McCue’s team found a microchip implanted in the dog. This was no stray, the device revealed. Her name was Cedar. She had a family thousands of miles away in Florida. The vet called Balasky Animal Hospital in Davie and the Broward County Humane Society.

They found the Petersons, and one more call was placed.

“I immediately cried,” Tamara Peterson told The Miami Herald. “I couldn’t believe it. I was in shock. It’s almost two years to the day.”

Animal rescuer Cathi Perez flew to Colorado last week. She drove Cedar seven hours to Kansas City where the dog hopped on a plane bound for balmy Ft. Lauderdale. On Saturday afternoon, she landed.

There to welcome her on the tarmac was her long-lost family. The Peterson children greeted their German Shepherd with long-overdue strokes to her chest and neck as Cedar looked around and shook her body.
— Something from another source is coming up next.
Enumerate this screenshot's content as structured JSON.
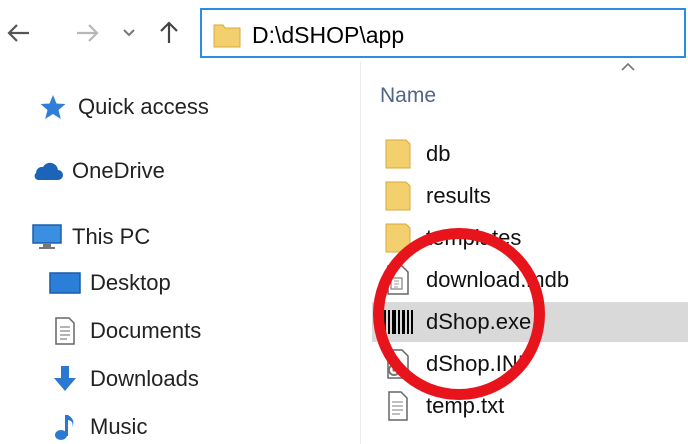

At first, Tamara Peterson didn’t think the dog would remember them. After all, it had been two years and the family had just gotten the puppy when she vanished.

But Cedar appeared to recognize them. And the Petersons’ other dogs seemed to recognize their former pack-mate as well.

“She’s resting,” Tamara Peterson said. “I think she’s acclimating to the pack. I think the pack remembers her.”

Tamara Peterson credited God and the microchip for her dog’s long-awaited return. The family had prayed for Cedar to come home, and Tamara Peterson told The Herald she would absolutely call the reunification an Easter miracle.

Wings of Rescue couldn’t agree more.

“Miracles do happen,” the group wrote in a Facebook post. “Especially when you microchip your pet(s)!”

Now, the family plans a little celebration to commemorate Cedar’s homecoming.

“We’ll have a little homecoming pool party or whatever she wants,” Peterson said.